Jazz in Marciac. Un trio atypique
La nécessaire concision à laquelle je faisais allusion hier sera aujourd’hui de mise. En effet, le programme de ce 27 juillet est la copie conforme de celui que proposait à Marseille, le 23 de ce mois, le Festival de Jazz des cinq Continents. Thierry Quenum en a rendu compte sur ce blog et il suffit de se reporter à ses commentaires. Les quelques remarques qui suivent, loin de se substituer à eux, viendront seulement les compléter.
ACS : Geri Allen (p), Esperanza Spalding (b), Terri Lyne Carrington (dm).
Wayne Shorter Quartet : Wayne Shorter (ts, ss), Danilo Perez (p), John Patitucci (b), Brian Blade (dm).
Chapiteau, 27 juillet.
Atypique, le trio ACS, et pas seulement parce qu’il est exclusivement féminin, ce qui demeure anecdotique. Du reste, la chose n’est pas si neuve. Au début des années 80, la tromboniste Melba Liston avait constitué pour une tournée un orchestre de femmes qui interprétait ses arrangements et au sein duquel officiait, à la batterie, Dottie Dodgion. Cela pour la petite histoire et pour apporter une contribution au thème « Rien de nouveau sous le soleil »..
Ce qui est nouveau avec Geri Allen et ses deux partenaires, c’est l’absence de leadership. La hiérarchie traditionnelle qui accorde la prééminence au piano se trouve ici battue en brèche, chacune apportant sa pierre à l’édification d’un répertoire qui emprunte largement à Wayne Shorter. A commencer par Fall, exposé au piano de façon minimaliste, Geri Allen se contentant de suggérer des pistes, de jouer sur les silences, d’ouvrir à ses complices des espaces. Voilà qui, d’entrée, donne le ton et laisse deviner à la fois la teneur du concert et le fonctionnement du trio.
Esperanza Spalding en est la plaque tournante, et d’abord par sa position « géographique » médiane, à mi-chemin du piano et de la batterie entre lesquels elle joue les relais. Elle délaisse la basse électrique pour se consacrer exclusivement à la contrebasse, ce qui n’est pas pour nous déplaire. Dissimulant sa coiffure afro sous un chapeau qui accentue son aspect juvénile et lui donne un petit air espiègle, elle se multiplie de façon parfois profuse, fait valoir l’aisance à laquelle elle nous a habitués, se risque dans un vocal un peu hasardeux sur Unconditional Love, une composition de la pianiste. Celle-ci, à l’inverse, se cantonne dans un lyrisme contenu (Beautiful Friendship) que sa sobriété rend d’autant plus efficace.

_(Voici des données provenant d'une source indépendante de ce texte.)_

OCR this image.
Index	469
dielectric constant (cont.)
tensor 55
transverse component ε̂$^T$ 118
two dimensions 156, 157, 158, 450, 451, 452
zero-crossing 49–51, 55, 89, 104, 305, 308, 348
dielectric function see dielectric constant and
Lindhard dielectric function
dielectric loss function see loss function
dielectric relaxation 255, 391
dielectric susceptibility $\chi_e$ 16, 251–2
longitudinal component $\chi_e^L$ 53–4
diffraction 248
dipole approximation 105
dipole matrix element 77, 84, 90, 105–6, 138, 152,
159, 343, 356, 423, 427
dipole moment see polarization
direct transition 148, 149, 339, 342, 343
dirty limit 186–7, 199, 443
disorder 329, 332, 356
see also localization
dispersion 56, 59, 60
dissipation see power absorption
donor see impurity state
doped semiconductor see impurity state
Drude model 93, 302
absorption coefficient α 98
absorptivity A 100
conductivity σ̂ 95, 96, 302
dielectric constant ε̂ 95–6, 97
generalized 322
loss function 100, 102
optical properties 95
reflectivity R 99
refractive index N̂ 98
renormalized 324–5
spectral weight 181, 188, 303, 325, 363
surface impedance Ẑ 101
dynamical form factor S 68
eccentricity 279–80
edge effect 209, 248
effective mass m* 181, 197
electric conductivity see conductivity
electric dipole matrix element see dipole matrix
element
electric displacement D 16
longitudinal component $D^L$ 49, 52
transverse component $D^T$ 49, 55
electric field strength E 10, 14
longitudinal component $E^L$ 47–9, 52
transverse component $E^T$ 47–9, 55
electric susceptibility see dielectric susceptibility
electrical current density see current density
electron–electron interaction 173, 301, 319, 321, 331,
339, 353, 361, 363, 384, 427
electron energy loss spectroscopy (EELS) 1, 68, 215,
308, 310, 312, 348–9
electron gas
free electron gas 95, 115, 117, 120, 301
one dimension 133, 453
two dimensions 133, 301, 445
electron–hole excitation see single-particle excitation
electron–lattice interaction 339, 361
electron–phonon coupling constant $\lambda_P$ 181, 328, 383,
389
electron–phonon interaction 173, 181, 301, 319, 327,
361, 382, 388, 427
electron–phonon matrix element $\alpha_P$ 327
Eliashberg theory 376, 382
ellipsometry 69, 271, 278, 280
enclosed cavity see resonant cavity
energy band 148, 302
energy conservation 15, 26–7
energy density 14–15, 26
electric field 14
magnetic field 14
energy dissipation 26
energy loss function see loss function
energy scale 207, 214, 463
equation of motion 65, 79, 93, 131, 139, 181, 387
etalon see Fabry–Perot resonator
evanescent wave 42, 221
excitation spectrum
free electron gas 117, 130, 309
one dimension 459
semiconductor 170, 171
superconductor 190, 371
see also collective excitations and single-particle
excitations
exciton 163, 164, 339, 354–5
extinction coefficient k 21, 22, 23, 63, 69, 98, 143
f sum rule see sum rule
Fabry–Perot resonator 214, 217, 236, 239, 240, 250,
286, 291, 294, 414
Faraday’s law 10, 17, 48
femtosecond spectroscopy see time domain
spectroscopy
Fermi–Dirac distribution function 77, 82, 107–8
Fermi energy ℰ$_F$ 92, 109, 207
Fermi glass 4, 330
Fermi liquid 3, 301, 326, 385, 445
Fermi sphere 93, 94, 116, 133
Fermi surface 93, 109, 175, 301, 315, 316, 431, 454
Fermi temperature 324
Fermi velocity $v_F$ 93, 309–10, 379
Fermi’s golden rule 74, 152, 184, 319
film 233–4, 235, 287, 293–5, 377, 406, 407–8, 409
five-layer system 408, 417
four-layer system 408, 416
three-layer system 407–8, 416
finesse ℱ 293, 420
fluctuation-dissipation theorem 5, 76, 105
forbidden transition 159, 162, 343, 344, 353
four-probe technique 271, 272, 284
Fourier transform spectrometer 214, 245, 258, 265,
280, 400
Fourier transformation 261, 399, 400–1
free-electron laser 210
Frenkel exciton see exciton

Quant à Terri Lyne Carrington, elle prend une part active dans l’élaboration de chacune des pièces dont elle souligne les articulations (Infant Eyes), à la fois précise et inventive, relançant les débats avec une pertinence jamais en défaut. En somme, un all-stars, rigoureux dans sa démarche. Original et séduisant. Pour le répertoire, outre Nothing Like You et le Miss Ann d’Eric Dolphy, Nefertiti et Virgo de Shorter. Histoire d’offrir un prélude au saxophoniste.
Sur Wayne Shorter, rien à ajouter au commentaire que je lui ai consacré après son concert du 16 juillet à Juan-les-Pins et auquel je renvoie les lecteurs qui ont eu la bénévolence de me suivre jusqu’ici. Même déroulement, même répertoire, à la virgule près (Zero Gravity, Water Babies, Lotus, Plaza Real, Adventures Aboard The Golden Mean…). Seule différence, et de taille : au fil du concert, et pour la plus grande joie d’un Patitucci souvent hilare, le saxophoniste sort de sa réserve, se livre à des développements plus étoffés dont l’acmé est ponctuée par les feux d’artifice que Brian Blade fait jaillir de ses cymbales.
Une montée en puissance qui témoigne de la joie de jouer du quasi-octogénaire et de ses trois complices. Au point qu’au terme d’une prestation exceptionnellement longue, il ne faudra pas moins de trois rappels pour que le quartette se résolve à quitter la scène.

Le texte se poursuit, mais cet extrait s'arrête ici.